Il referendum vuole rendere più equo questo percorso, avvicinandosi a quanto già accade in altri Paesi europei, e riconoscere a pieno titolo quei cittadini di fatto che lo Stato italiano considera ancora “ospiti”. Le date sono:

  • Domenica 8 giugno dalle 7:00 alle 23:00
  • Lunedì 9 giugno dalle 7:00 alle 15:00

Basterà recarsi al proprio seggio con tessera elettorale e documento d’identità. Si riceverà una scheda specifica per questo quesito.
Chi voterà SÌ, approverà la riduzione da 10 a 5 anni per fare richiesta di cittadinanza; chi voterà NO preferisce mantenere l’attuale limite.
Il referendum sarà valido solo se parteciperà almeno il 50% + 1 degli aventi diritto.

Gli italiani iscritti all’AIRE riceveranno il plico elettorale entro il 21 maggio. In caso contrario, è possibile richiederne il duplicato al proprio consolato entro il 25 maggio.

Cosa hanno detto i nostri leader politici al riguardo

Le opinioni dei leader politici sul referendum mostrano la spaccatura tra chi difende un’idea inclusiva di società e chi preferisce mantenere lo status quo.

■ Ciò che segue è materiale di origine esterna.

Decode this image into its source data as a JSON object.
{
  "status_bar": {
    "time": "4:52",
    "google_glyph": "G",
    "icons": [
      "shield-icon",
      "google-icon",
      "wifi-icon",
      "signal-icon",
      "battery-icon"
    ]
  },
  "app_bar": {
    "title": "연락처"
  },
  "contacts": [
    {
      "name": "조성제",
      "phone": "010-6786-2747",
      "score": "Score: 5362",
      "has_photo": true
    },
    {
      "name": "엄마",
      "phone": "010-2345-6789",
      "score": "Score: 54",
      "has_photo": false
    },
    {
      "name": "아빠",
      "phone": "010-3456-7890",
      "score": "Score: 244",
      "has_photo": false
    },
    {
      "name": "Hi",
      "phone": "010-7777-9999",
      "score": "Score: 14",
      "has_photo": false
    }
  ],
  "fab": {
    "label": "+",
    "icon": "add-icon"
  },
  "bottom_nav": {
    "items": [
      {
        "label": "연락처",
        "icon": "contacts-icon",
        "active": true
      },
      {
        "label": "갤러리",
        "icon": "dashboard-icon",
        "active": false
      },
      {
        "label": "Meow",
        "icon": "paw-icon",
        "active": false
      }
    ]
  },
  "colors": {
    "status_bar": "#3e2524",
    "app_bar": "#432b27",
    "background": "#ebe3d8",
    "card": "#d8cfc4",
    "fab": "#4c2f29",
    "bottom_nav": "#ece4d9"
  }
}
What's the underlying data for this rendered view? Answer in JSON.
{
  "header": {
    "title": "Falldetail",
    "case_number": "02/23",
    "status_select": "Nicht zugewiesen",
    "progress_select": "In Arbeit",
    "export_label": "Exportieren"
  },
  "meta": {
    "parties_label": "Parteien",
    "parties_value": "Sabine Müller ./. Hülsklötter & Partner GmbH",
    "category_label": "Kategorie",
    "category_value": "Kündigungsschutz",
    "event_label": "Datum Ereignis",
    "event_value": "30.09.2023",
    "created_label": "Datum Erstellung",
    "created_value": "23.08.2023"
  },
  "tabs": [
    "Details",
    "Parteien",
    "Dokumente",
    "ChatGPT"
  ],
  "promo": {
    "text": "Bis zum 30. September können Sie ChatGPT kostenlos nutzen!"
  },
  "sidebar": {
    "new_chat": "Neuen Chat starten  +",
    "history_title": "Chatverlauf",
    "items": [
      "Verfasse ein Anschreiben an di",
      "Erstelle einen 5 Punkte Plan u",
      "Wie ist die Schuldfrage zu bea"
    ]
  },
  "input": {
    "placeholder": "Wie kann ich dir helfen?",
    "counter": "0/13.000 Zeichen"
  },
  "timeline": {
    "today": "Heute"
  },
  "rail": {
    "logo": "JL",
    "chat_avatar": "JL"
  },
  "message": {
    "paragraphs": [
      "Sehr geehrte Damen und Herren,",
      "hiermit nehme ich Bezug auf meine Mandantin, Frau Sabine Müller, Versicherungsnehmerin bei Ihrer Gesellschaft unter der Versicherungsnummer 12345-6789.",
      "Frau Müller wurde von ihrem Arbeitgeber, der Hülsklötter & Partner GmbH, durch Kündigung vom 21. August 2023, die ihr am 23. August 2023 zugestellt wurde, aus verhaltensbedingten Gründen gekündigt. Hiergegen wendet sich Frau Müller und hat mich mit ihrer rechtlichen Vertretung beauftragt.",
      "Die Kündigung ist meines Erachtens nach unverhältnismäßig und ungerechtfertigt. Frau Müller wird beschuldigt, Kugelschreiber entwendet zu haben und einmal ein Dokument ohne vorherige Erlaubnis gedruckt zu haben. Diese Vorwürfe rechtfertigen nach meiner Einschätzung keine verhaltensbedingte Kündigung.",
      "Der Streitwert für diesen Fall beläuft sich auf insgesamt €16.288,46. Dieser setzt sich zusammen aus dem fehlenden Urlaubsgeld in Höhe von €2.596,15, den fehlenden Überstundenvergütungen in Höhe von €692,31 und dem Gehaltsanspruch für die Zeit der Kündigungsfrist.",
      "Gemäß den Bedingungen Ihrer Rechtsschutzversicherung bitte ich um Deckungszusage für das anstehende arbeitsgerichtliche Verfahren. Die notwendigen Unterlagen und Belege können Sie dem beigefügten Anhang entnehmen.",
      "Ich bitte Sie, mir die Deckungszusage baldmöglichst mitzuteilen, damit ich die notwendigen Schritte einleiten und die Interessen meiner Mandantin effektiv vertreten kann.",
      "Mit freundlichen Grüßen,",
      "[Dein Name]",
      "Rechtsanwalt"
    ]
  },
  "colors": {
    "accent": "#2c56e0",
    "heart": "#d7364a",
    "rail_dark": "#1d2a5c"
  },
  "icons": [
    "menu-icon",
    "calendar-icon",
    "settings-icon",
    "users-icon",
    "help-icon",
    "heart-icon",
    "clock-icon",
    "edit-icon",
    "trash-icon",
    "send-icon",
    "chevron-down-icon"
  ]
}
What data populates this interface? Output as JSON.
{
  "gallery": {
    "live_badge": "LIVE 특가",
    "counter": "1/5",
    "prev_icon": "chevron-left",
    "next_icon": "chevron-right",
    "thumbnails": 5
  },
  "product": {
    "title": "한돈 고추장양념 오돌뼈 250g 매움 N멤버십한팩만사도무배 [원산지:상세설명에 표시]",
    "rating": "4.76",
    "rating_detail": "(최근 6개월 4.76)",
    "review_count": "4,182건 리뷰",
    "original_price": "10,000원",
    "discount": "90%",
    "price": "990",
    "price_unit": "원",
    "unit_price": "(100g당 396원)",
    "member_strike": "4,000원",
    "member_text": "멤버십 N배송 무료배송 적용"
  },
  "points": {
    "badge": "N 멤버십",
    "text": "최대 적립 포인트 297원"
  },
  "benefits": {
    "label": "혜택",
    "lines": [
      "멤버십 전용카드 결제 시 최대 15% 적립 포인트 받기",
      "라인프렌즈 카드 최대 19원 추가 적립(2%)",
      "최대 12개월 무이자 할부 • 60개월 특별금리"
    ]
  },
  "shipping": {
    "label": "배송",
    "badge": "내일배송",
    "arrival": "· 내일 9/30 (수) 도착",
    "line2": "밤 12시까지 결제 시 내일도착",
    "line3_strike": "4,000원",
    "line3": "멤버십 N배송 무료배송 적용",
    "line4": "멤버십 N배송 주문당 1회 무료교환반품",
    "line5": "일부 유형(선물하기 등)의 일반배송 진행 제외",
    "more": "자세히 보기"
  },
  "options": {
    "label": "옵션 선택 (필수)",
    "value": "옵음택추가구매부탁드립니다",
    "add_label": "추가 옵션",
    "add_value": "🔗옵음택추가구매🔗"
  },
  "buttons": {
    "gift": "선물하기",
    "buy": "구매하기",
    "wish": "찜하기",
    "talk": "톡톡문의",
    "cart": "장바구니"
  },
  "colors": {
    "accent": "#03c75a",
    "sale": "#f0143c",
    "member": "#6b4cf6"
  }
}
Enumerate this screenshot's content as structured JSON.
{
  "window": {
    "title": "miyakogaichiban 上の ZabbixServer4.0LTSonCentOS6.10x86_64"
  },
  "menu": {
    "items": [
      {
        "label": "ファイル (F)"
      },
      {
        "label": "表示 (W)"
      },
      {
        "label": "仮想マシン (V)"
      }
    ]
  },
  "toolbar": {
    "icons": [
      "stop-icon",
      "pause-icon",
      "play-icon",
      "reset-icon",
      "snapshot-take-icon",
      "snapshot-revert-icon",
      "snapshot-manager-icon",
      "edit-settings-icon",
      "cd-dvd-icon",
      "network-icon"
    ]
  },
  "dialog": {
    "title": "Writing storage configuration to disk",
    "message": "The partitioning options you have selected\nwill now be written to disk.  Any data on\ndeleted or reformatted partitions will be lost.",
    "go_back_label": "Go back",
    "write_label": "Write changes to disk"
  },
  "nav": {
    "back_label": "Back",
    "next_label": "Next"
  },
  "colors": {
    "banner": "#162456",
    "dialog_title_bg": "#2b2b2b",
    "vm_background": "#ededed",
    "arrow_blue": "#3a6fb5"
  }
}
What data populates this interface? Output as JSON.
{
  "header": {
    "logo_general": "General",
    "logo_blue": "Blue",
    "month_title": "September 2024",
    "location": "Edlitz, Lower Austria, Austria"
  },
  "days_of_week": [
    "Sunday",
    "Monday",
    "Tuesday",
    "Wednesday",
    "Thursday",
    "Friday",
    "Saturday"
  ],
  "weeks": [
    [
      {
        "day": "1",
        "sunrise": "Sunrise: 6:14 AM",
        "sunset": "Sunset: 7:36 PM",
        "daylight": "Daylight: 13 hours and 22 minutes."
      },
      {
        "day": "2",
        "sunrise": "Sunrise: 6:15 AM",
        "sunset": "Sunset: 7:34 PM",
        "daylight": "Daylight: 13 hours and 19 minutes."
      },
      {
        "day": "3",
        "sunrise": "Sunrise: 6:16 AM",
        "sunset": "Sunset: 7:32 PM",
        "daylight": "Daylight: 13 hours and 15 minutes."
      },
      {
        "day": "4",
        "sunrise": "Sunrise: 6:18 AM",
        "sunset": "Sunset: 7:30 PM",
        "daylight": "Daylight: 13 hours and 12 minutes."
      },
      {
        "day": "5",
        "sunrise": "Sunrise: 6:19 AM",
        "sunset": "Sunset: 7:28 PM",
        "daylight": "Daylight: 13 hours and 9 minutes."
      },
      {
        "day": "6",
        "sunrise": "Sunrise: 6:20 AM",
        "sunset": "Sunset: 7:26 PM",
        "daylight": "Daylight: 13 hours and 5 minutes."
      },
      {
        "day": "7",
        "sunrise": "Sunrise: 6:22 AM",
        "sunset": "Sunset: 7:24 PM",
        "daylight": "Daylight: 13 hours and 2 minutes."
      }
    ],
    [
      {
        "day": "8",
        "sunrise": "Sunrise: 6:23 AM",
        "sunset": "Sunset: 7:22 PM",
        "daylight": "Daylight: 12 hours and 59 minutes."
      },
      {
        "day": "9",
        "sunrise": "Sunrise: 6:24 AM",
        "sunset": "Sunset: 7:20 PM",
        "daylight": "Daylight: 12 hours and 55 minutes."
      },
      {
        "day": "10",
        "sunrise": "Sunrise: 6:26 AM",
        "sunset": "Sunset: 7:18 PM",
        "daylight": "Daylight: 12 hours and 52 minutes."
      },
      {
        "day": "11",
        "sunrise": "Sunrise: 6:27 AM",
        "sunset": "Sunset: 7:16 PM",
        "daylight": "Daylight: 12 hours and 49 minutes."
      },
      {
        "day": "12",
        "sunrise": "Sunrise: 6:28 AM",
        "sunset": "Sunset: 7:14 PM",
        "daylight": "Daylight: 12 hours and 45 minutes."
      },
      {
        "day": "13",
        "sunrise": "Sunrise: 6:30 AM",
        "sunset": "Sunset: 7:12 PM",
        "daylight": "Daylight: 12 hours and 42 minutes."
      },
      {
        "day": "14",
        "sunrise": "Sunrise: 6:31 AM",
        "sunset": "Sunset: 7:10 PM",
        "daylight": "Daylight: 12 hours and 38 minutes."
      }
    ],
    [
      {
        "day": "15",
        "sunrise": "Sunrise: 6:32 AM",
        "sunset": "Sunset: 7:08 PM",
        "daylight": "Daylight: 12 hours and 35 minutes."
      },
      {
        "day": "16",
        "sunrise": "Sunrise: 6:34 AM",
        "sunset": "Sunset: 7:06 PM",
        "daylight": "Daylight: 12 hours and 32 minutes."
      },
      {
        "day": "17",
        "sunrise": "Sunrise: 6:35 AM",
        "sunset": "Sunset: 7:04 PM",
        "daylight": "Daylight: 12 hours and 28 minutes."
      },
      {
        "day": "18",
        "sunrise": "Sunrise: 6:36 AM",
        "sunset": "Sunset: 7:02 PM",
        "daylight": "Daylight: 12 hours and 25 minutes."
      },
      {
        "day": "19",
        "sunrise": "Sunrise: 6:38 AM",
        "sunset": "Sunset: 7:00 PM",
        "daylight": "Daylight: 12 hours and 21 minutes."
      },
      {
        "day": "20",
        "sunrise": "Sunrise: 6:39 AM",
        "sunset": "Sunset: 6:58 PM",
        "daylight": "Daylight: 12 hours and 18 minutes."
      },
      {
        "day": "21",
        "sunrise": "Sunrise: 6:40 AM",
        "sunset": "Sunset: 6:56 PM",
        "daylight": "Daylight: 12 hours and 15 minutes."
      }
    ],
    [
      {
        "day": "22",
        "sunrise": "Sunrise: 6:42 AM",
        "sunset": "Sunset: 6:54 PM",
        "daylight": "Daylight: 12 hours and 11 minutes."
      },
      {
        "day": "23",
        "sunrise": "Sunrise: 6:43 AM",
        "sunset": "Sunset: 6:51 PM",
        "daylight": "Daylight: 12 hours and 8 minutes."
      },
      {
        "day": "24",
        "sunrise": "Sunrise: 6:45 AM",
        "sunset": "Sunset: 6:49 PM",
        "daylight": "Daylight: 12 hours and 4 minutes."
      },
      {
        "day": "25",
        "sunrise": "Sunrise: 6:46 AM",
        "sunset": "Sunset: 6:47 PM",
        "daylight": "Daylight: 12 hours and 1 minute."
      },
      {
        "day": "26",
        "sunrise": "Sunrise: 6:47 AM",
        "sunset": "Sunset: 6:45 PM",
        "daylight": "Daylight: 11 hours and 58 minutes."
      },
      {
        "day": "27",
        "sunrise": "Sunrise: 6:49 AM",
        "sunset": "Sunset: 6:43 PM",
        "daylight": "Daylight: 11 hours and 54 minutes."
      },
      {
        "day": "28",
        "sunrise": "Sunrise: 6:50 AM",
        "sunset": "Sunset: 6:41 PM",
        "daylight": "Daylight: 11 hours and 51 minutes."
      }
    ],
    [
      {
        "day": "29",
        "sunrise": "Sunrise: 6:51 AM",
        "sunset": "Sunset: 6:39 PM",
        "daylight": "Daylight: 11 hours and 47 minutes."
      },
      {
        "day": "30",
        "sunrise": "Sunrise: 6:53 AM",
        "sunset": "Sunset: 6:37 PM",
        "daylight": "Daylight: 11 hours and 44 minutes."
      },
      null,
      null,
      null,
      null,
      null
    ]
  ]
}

  • Elly Schlein (Partito Democratico) ha sostenuto attivamente la campagna per il SÌ, definendo il referendum “un passo necessario verso l’inclusione e il riconoscimento dei diritti”.
  • Giuseppe Conte (Movimento 5 Stelle) ha dichiarato che voterà SÌ, pur lasciando libertà di voto agli esponenti del suo movimento. Ha ricordato l’importanza della proposta sullo ius scholae presentata dal M5S in Parlamento.
  • Ignazio La Russa (Fratelli d’Italia), presidente del Senato, ha invece invitato esplicitamente all’astensione, affermando che “farà propaganda perché la gente se ne stia a casa”, una posizione criticata da chi difende la partecipazione popolare.
  • Alessandro Di Battista, ex M5S, non ha rilasciato dichiarazioni recenti sul tema.

Dobbiamo contrastare la deriva post-fascista italiana

Il referendum sulla cittadinanza è molto più di una consultazione su un dettaglio amministrativo. È un’occasione per affermare un’idea di società più giusta, in cui il lavoro, la cura, la partecipazione alla vita collettiva vengano riconosciuti con pieni diritti.
In un contesto politico in cui le destre stanno cercando di normalizzare l’esclusione, indebolire i diritti sociali e smantellare gli spazi di partecipazione popolare, è fondamentale che la sinistra sociale, i movimenti e tutti i cittadini progressisti si mobilitino.

Il referendum è uno degli ultimi strumenti di espressione diretta che abbiamo, uno degli ultimi che ci è rimasto probabilmente. Partecipare, votare, schierarsi per il SÌ significa non lasciare il futuro in mano all’esclusione e alla paura.